Vous êtes descendu chez la famille Keller, qui a conservé des attaches avec la France. Il n’en faut pas plus, dans les circonstances où nous sommes, pour être suspect.
— N’étais-je pas libre de venir à Belzingen ? répondis-je.
— Parfaitement.
— L’Allemagne et la France sont-elles en guerre ?
— Pas encore. — Dites-moi, monsieur Delpierre, vous paraissez avoir de bons yeux ?
— Excellents !
— Eh bien, je vous engage à ne pas trop vous en servir !
— Pourquoi ?
— Parce que quand on regarde, on voit, et quand on voit, on est tenté de raconter ce que l’on a vu !
— Pour la deuxième fois, monsieur, je vous le répète, je ne suis pas un espion !
— Et pour la deuxième fois, je vous répondrai que je le souhaite, sans quoi…
— Sans quoi ?…
— Vous m’obligeriez à vous faire reconduire à la frontière, à moins que…
— À moins que ?…
— Dans le but de vous épargner les fatigues du voyage, il nous convînt de pourvoir à votre entretien et à votre logement pendant un temps plus ou moins long ! »
Cela dit, Kalkreuth m’indiqua d’un geste que je pouvais sortir. Cette fois, son bras n’était plus terminé par une main ouverte, mais par un poing fermé.
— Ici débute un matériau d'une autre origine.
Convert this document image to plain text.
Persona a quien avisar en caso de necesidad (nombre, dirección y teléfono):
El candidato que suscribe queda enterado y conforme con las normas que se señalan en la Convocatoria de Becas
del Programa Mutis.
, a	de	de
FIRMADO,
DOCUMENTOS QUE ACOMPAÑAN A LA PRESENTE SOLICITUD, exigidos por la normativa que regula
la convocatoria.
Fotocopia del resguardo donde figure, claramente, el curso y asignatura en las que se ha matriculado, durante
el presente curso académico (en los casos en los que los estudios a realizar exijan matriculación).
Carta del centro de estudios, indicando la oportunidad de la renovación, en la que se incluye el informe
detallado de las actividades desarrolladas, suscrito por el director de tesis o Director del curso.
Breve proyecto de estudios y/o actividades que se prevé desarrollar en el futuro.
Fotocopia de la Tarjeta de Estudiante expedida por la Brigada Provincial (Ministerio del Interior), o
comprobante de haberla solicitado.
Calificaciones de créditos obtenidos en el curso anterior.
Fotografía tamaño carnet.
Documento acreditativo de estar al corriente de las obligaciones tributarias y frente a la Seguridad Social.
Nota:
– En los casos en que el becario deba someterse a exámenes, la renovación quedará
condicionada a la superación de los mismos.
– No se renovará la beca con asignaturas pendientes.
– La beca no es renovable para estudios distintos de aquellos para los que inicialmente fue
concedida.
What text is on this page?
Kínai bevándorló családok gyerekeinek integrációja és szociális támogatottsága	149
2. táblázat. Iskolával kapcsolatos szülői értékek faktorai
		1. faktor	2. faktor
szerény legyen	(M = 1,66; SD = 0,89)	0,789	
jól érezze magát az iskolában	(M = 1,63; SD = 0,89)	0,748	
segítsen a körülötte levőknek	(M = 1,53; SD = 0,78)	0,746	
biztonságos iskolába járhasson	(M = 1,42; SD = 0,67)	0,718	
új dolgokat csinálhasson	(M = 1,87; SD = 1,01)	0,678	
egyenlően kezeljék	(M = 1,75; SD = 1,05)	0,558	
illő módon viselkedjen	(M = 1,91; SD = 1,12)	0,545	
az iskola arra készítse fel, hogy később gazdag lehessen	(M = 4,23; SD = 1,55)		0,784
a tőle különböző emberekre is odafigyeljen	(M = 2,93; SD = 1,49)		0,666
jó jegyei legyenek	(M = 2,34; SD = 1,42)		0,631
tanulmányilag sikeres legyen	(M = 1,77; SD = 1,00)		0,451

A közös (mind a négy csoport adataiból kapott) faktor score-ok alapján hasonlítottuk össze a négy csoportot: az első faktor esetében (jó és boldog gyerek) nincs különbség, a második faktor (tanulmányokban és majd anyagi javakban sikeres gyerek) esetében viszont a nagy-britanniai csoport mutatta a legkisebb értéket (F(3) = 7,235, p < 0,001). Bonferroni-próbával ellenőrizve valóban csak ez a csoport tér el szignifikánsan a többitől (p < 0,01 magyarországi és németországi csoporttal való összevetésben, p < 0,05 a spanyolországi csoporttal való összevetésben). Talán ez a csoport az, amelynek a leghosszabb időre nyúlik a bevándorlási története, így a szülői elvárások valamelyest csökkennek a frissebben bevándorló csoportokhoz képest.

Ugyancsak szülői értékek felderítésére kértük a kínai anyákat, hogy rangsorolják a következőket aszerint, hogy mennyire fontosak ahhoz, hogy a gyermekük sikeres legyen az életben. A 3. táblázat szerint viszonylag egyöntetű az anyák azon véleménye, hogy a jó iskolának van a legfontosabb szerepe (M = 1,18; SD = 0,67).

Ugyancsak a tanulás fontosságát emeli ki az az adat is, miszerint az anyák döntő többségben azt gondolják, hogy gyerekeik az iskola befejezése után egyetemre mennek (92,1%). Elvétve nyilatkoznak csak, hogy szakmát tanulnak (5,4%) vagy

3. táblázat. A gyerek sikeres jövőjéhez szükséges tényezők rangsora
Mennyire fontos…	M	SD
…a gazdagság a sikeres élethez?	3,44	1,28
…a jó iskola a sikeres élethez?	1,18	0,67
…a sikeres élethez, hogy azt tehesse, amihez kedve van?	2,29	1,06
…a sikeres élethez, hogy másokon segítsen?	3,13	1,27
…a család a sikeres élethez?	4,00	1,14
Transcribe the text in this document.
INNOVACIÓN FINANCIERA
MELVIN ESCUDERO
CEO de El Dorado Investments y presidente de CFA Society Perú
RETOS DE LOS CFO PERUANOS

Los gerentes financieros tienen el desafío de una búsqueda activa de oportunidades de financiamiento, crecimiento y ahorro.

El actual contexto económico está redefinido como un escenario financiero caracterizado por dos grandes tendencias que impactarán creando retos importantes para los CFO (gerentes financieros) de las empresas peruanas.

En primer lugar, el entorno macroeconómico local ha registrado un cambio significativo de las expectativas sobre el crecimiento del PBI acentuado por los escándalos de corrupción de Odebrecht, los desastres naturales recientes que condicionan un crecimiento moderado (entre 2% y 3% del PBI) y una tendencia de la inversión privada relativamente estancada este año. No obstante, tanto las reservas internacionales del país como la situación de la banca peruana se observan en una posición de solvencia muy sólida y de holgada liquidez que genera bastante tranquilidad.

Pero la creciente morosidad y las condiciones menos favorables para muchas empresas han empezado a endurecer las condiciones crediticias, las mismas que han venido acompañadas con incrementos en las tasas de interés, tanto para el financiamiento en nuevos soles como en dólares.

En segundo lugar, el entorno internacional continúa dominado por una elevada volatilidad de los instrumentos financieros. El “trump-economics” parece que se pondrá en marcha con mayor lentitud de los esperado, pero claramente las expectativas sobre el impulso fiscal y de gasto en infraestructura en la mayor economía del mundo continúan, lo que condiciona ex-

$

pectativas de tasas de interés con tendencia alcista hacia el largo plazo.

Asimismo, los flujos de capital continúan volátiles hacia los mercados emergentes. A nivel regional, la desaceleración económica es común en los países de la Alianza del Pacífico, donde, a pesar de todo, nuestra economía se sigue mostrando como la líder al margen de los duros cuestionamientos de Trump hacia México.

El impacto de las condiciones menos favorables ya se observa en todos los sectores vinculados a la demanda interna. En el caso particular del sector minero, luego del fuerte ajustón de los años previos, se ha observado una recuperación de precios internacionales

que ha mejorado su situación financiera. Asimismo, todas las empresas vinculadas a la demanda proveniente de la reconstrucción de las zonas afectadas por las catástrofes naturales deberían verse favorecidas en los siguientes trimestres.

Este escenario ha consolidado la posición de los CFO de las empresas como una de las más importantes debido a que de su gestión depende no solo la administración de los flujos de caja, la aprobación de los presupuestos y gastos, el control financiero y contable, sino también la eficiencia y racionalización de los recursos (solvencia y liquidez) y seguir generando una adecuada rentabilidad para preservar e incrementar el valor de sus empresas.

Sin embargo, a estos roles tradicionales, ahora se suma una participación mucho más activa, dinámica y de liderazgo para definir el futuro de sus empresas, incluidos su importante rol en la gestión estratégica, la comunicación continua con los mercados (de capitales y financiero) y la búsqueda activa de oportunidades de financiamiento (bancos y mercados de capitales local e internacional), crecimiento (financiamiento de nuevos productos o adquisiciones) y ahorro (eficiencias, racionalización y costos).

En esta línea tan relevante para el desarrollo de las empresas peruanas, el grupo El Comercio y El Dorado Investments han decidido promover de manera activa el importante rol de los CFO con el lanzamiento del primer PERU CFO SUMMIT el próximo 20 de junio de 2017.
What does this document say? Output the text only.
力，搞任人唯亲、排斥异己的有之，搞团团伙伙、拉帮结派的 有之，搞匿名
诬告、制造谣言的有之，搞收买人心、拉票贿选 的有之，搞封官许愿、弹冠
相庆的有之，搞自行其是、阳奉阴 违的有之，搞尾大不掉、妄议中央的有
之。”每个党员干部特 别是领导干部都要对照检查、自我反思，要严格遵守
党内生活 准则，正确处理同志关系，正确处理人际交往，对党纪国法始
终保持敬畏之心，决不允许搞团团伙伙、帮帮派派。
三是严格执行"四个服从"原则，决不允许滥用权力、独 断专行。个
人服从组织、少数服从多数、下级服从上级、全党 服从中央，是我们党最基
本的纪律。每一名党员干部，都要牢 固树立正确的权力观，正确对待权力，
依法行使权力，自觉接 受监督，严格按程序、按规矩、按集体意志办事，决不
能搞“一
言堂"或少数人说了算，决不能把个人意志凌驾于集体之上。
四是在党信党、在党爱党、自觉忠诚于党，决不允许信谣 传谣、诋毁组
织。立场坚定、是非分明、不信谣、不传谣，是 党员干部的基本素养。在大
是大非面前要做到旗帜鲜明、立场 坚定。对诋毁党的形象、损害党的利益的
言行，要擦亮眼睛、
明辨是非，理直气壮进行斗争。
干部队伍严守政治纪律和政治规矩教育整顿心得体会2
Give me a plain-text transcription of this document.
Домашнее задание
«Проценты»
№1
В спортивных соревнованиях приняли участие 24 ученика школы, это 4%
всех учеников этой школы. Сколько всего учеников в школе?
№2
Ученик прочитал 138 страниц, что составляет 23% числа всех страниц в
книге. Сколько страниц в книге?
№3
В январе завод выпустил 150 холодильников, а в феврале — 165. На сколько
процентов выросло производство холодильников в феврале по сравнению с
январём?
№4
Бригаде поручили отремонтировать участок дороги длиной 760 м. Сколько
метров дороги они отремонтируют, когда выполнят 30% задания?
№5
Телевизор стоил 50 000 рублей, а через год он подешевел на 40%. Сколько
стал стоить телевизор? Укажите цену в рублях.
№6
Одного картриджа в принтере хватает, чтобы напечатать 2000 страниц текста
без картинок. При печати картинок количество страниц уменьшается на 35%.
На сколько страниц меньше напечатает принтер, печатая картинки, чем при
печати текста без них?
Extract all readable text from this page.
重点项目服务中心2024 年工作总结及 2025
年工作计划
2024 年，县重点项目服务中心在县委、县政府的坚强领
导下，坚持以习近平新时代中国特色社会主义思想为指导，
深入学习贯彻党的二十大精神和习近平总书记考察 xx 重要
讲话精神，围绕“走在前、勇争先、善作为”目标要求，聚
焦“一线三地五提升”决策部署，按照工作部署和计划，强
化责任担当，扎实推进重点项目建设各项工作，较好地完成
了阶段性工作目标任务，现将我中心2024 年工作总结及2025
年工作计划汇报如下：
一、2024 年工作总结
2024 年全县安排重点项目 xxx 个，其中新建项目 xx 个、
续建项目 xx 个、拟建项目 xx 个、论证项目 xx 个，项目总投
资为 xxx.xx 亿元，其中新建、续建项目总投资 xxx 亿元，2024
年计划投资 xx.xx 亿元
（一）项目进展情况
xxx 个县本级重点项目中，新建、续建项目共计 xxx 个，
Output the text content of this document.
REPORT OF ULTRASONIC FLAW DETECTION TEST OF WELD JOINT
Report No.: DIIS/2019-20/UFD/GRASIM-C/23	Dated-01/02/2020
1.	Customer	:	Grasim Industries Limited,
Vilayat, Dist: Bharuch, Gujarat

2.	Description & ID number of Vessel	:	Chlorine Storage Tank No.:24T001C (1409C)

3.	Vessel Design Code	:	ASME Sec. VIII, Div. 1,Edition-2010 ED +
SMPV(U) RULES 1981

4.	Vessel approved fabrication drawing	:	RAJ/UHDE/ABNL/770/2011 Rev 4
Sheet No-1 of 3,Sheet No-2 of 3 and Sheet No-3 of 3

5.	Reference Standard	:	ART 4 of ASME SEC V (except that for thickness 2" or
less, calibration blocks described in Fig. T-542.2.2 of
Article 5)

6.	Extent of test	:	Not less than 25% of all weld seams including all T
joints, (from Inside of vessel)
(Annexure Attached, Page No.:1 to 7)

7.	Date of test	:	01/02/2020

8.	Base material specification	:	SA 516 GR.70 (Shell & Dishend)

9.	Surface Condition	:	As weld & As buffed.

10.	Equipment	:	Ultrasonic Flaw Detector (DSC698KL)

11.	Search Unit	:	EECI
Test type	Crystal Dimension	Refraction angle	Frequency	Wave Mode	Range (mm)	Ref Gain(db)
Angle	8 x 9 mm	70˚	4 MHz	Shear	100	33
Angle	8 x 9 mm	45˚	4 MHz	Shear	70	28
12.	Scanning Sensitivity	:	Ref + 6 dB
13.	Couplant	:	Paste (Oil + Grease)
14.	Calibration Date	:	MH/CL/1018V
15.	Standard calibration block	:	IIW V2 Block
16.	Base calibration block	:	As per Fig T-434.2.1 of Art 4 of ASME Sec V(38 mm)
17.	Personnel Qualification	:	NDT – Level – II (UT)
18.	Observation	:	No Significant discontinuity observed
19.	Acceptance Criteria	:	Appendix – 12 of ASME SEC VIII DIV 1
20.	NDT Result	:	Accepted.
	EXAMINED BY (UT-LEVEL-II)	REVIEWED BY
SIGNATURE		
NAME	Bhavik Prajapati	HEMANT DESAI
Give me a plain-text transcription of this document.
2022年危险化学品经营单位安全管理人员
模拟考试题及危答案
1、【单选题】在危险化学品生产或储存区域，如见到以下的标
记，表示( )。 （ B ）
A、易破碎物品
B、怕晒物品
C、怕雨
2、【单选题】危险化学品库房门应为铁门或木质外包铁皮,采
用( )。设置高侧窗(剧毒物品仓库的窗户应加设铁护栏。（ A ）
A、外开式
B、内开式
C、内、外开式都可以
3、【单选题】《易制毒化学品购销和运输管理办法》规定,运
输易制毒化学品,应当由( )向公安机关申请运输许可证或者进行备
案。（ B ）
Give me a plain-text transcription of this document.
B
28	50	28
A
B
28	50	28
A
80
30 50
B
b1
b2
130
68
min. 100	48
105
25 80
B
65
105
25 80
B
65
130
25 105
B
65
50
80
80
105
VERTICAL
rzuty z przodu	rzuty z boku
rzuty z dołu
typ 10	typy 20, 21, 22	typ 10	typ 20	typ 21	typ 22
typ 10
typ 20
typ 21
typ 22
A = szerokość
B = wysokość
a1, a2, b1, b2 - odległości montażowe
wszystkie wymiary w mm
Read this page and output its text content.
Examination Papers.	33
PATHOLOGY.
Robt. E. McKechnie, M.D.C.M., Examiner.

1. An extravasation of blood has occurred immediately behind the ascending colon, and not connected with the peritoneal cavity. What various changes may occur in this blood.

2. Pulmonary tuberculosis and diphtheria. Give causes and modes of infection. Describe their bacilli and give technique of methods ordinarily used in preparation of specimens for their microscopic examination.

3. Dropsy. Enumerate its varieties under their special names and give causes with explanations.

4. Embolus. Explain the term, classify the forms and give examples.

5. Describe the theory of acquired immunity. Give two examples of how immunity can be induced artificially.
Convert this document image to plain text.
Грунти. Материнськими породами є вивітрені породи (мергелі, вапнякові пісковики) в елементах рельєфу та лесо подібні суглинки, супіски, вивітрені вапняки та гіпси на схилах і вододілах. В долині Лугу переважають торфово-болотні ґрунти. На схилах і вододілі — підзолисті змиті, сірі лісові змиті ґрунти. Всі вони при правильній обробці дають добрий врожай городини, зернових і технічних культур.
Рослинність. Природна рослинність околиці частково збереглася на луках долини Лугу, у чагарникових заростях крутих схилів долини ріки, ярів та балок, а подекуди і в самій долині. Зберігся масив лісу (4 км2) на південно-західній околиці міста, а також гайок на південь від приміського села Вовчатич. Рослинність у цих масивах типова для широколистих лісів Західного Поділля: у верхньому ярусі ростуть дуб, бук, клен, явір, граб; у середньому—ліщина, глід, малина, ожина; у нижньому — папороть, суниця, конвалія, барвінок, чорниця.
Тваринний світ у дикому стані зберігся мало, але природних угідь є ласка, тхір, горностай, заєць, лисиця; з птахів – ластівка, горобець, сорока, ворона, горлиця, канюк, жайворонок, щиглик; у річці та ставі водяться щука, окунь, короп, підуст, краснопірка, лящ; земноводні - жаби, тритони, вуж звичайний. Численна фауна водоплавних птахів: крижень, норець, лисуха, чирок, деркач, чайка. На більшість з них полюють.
N’étant guère d’humeur à poser dans ce bureau de police, je tournai les talons, un peu trop militairement peut-être, en faisant un demi-tour qui sentait le soldat. Et il n’est pas sûr que cet animal ne l’ait point remarqué.
Je revins alors à la maison de Mme Keller. Maintenant, j’étais averti. On ne me perdrait pas de vue.